Relatórios do Coaf apontam que o Banco Master e a JBS despejaram juntos R$ 18 milhões em uma empresa de consultoria entre agosto de 2024 e julho de 2025.
Até aqui, poderia ser apenas mais um contrato corporativo. Mas não é.
A tal consultoria declarou faturamento de apenas R$ 25,5 mil no período.
Sim, você leu certo:
➡️ Recebeu milhões
➡️ Declarou trocados
Para o Coaf, o alerta foi inevitável: as movimentações são totalmente incompatíveis com a capacidade financeira da empresa.
A engrenagem levanta suspeitas
Do total repassado:
R$ 6,6 milhões vieram do Banco Master
R$ 11,3 milhões da JBS
Na prática, essas transferências representam quase todo o dinheiro que passou pela empresa.
E é aqui que o caso começa a ficar ainda mais delicado.
A consultoria também realizou pagamentos ao filho do ministro do STF, Kássio Nunes Marques.
Quando o dinheiro encontra o poder
Os repasses ao filho do ministro teriam sido feitos por meio de serviços jurídicos.

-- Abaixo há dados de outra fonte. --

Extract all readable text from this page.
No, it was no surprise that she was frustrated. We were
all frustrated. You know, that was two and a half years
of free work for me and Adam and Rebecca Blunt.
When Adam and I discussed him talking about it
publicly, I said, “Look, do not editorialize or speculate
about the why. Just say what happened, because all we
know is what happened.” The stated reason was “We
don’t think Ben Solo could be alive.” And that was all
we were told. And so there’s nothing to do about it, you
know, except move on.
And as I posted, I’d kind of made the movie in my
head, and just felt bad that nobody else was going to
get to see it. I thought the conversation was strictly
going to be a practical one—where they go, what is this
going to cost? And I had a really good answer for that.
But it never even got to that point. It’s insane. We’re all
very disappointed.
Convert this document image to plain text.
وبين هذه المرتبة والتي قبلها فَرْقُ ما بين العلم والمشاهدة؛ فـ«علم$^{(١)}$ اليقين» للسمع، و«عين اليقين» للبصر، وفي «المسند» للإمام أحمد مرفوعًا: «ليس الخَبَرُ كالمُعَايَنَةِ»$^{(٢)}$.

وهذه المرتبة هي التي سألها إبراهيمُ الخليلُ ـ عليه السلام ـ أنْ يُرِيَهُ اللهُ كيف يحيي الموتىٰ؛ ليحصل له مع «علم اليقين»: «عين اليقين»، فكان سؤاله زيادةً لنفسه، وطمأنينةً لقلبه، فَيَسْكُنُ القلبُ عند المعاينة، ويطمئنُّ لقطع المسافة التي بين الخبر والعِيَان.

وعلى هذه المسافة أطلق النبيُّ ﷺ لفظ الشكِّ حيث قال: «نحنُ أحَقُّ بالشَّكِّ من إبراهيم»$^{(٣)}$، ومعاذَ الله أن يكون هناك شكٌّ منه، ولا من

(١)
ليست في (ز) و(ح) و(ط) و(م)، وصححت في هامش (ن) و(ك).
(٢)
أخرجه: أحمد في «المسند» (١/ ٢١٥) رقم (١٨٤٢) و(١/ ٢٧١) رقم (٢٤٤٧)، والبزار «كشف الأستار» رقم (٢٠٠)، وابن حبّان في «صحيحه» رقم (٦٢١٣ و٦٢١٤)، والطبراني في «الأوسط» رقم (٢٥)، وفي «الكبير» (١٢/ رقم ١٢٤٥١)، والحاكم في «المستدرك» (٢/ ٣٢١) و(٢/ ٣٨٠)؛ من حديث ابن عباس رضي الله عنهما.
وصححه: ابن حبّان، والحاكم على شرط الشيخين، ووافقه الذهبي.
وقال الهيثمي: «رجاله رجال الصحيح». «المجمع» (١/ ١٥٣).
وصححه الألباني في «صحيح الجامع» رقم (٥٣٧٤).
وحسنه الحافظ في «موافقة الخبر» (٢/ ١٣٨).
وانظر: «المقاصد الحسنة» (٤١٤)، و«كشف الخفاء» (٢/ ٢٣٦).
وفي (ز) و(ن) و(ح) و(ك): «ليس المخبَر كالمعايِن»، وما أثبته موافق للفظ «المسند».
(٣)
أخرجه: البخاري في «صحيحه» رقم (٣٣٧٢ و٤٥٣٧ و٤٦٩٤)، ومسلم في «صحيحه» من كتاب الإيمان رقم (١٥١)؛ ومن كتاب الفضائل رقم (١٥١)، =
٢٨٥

Não há, até o momento, comprovação de ilegalidade direta envolvendo o ministro.
Mas, em Brasília, a regra é clara: não basta ser legal — tem que parecer legal.
E nesse caso, não parece.
A ligação entre uma empresa sob suspeita e um familiar de um ministro da mais alta Corte do país acende um sinal vermelho — político, jurídico e institucional.
Padrão conhecido
Para investigadores, o roteiro não é novo:
Empresas com baixa ou nenhuma estrutura
Movimentações milionárias
Uso como intermediárias financeiras
Esse tipo de operação costuma aparecer em casos de:
✔️ Lavagem de dinheiro
✔️ Ocultação de recursos
✔️ Pagamentos indiretos
🧠 O ponto central
O que está em jogo não é apenas o volume de dinheiro.
É o caminho que ele percorre.
Quando milhões passam por empresas sem capacidade operacional e chegam a pessoas ligadas ao poder, a pergunta deixa de ser técnica — e passa a ser política:
Quem realmente está por trás dessas operações?
Conclusão
O caso ainda está sob análise e não há condenações.
Mas os fatos são claros:
R$ 18 milhões movimentados
Empresa com faturamento irrisório
Alertas formais do Coaf
Ligação com familiar de ministro do STF
Em um país onde escândalos financeiros se repetem com frequência, a história parece seguir um roteiro já conhecido.
A diferença é que, desta vez, o rastro do dinheiro encosta perigosamente nas portas do Supremo.